Futures remain at a huge discount to the cash trade which has been that way for a long time but that has made it easier to break the cash market.
Still Kooima is worried that when the two converge it will be because the cash meets the futures down at the current low levels.
Producer Leverage Lost
He says the key to the cash market has been that producers have lost their leverage to the packers.
“July’s always been a high formula month for cattle. And it seems like they’re using all that captive type supply to keep them out of the markets.
Kooima says the difference between a good market and a bad market in one word, is “leverage.”
That also makes the higher weights a bit of a concern.
Kooima says, “We’ve got a bunch of 1,700. pound cattle that everybody dialed into their break even to make them big for these things to work. It’s worked because the packer doesn’t care if they’re big as feeder cattle replacement costs are high, feeds cheap. But it’s something I’m watching very carefully.”
Are Cattle Bottoming?
Even with the correction and futures trading below key moving averages the long term uptrend lines are still intact.
Meanwhile, funds have liquidated, as of last Tuesday’s Commitment of Traders Report, about 6,000 live cattle contracts and 1,400 long feeder cattle contracts.
So, are the cattle futures close to bottoming?
Kooima says the live cattle need to hold between $228 and $230 on a front month, October at $231.
Cash Feeders to Save the Day?
The cash feeder market has continued to provide the leadership in the cattle market and help the futures rebound back time and time again.
So, can cash feeders again save the day?
Kooima says with cash feeders sold at livestock auctions it is true price discovery but last week a notable video auction showed some weakness in the calf market.
“I think we have a tendency to pay for feeder cattle based on what we just made on the last set of fat cattle,” he says.
So it isn’t all tied to supply. It also has to do with demand and the willingness of feedlot operators to buy for fear of losing out on making money.
“I would guess that the feeders would be the last to break. What seems to be very resilient demand for these cash feeders might sustain this feeder cattle market,” he says.
But adds that if live cattle continue to break and feedlots start losing money that will be the tipping point.
Hogs See Short Covering
Lean hog futures were higher in the August and October contracts last week.
So is the market finally starting to see funds cover their near record short position?
Kooima says the August contract did get above the 40 day moving average, then got stopped out by the 50 day.
“If we could get a couple of them to cross here, I think that would trigger some more buying.
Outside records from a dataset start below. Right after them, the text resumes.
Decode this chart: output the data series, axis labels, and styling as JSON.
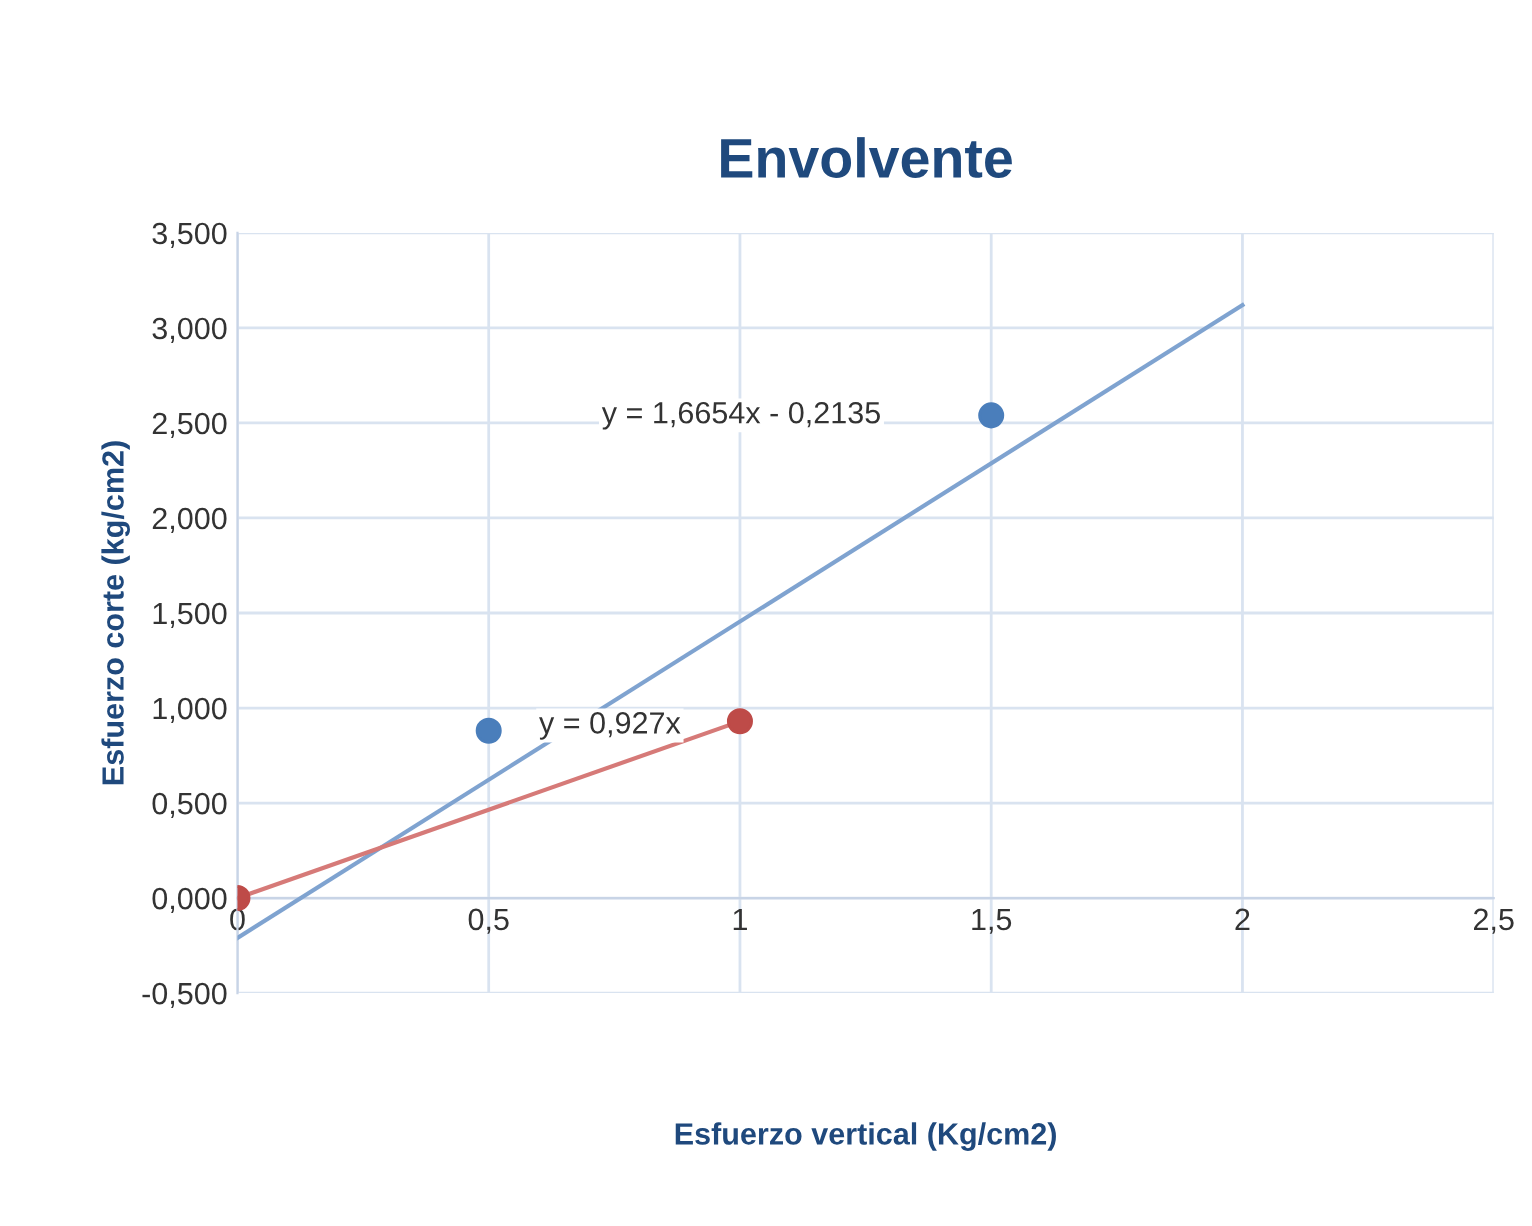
{
  "chart_data": {
    "type": "scatter",
    "title": "Envolvente",
    "xlabel": "Esfuerzo vertical (Kg/cm2)",
    "ylabel": "Esfuerzo corte (kg/cm2)",
    "series": [
      {
        "color": "#4a7ebb",
        "x": [
          0.5,
          1.5
        ],
        "values": [
          0.88,
          2.54
        ],
        "marker": "circle"
      },
      {
        "color": "#be4b48",
        "x": [
          0,
          1
        ],
        "values": [
          0,
          0.93
        ],
        "marker": "circle"
      },
      {
        "type": "line",
        "color": "#7fa3d0",
        "x": [
          0,
          2
        ],
        "values": [
          -0.21,
          3.12
        ],
        "marker": "none"
      },
      {
        "type": "line",
        "color": "#d67a78",
        "x": [
          0,
          1
        ],
        "values": [
          0,
          0.93
        ],
        "marker": "none"
      }
    ],
    "annotations": [
      "y = 1,6654x - 0,2135",
      "y = 0,927x"
    ],
    "xlim": [
      0,
      2.5
    ],
    "ylim": [
      -0.5,
      3.5
    ],
    "xticks": [
      0,
      {
        "value": 0.5,
        "label": "0,5"
      },
      1,
      {
        "value": 1.5,
        "label": "1,5"
      },
      2,
      {
        "value": 2.5,
        "label": "2,5"
      }
    ],
    "yticks": [
      {
        "value": -0.5,
        "label": "-0,500"
      },
      {
        "value": 0,
        "label": "0,000"
      },
      {
        "value": 0.5,
        "label": "0,500"
      },
      {
        "value": 1,
        "label": "1,000"
      },
      {
        "value": 1.5,
        "label": "1,500"
      },
      {
        "value": 2,
        "label": "2,000"
      },
      {
        "value": 2.5,
        "label": "2,500"
      },
      {
        "value": 3,
        "label": "3,000"
      },
      {
        "value": 3.5,
        "label": "3,500"
      }
    ],
    "grid": true,
    "legend": false
  }
}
It’s as good as this chart’s looked in a long time. I’d like to see August get about $103 to produce real short covering by the funds,” he adds.
Plus, the fundamental news is getting better with higher cutouts on Friday by $2.53.
Corn and Soybeans Higher on Weather
Corn and soybeans gapped higher Sunday night with the backdrop of a friendly WASDE, China buying and higher weekly closes.
However, the big key is weather, so how far will the market rally?
Kooima says, “It’s not too late for a weather market. I think we’re trading weather. You have to look back to 2012 to find a year where we rallied corn and beans during the month of July. I mean, a significant rally where you ended up higher at the end of the month than you were at the beginning of the month. 2012 is the $8 corn year.”
However, that year the U.S. saw very tight carryout and a monster drought.
Still he says there is a convergence of positive news for the market to digest.
“I would be inclined to think that, you know, there’d be better chance at upside from here, you know, based on some demand, China news, it’s a gap higher on the, on the corn today. That’s a gap higher through the last high. So I shouldn’t, I guess, be too disappointed.
Although four or five higher, it seems to me like we could be doing better, but maybe we’re not closed yet.”